Sebbene sia vero che il Cielo non ha opposti, è evidente che noi possiamo credere di aver fatto un opposto al Cielo, come testimonia la nostra apparente esperienza qui nel mondo illusorio di tempo, spazio e corpi. E finché continuiamo a credere nella realtà di quel pensiero di opposizione e dei suoi effetti – la minuscola folle idea di separazione e il mondo che è derivato da essa – Gesù lavorerà con noi all’interno di quel sistema di opposti per aiutarci a riconoscere più chiaramente le conseguenze della nostra scelta in favore della separazione, così da diventare più disposti ad accettare la sua correzione per quella scelta: la vera percezione dello Spirito Santo che si acquisisce tramite il perdono.
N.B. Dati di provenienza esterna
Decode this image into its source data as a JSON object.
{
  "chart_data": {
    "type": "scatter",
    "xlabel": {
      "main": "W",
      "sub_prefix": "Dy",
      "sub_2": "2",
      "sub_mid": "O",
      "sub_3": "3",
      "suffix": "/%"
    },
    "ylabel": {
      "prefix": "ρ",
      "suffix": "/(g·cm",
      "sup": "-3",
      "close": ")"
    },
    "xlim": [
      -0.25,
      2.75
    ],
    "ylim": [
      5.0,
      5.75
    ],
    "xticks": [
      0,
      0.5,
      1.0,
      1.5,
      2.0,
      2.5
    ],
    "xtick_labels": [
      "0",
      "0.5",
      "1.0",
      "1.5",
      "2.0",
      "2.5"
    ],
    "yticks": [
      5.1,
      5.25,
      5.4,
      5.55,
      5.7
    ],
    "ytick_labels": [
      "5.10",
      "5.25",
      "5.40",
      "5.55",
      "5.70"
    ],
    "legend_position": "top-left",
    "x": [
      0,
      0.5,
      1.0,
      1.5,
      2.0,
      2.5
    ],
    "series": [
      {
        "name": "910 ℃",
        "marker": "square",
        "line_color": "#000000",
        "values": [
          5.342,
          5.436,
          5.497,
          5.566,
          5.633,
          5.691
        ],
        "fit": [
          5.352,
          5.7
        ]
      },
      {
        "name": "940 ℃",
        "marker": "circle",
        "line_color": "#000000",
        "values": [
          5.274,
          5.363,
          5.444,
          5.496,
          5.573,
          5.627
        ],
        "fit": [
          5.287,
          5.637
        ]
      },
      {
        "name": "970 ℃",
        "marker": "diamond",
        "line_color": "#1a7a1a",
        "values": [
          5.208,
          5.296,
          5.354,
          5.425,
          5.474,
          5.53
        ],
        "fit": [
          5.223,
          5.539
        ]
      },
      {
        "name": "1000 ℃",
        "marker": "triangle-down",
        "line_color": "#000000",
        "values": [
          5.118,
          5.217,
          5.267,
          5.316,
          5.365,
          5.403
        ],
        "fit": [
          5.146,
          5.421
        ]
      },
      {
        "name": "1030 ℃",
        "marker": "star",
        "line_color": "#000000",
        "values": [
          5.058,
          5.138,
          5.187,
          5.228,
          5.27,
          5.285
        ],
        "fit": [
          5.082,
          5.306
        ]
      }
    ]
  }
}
Non che il mondo della vera percezione sia in alcun modo più reale del mondo della falsa percezione, ma esso di fatto riflette la realtà della unicità del Cielo, dove non ci sono opposti.
Queste lezioni non stanno mettendo a confronto il mondo della nostra esperienza con un al di là che viene dopo la morte – secondo il Corso questo sarebbe ancora parte del sistema di pensiero dell’ego (es. M.27.4:1,2) – ma con un modo diverso di percepire il mondo ora! E man mano che pratichiamo questa nuova percezione, attraverso il perdono di tutti i nostri giudizi, arriveremo a riconoscere sempre più chiaramente che non stiamo vivendo in questo corpo che abbiamo pensato essere il nostro sé. E allora sapremo che non si sfugge al corpo e al mondo con la morte, ma semplicemente cambiando la nostra mente in merito a chi pensiamo di essere.
Se cercherai di conciliare gli insegnamenti del Corso con altri percorsi spirituali e opere canalizzate, è quasi certo che ti confonderai, poiché essi sono basati su teologie implicitamente o esplicitamente diverse, usano serie di simboli diversi, e i passi lungo i quali ti condurranno possono ben contraddire, se non altro a livello di forma, i passi specifici che il Corso ti inviterebbe a compiere. Questo non rende sbagliato nessuno di essi, solo differente. E se sei più attratto da un’altra forma di insegnamento, che per te ha maggior senso o è meno confusionaria, allora seguila senza esitazioni.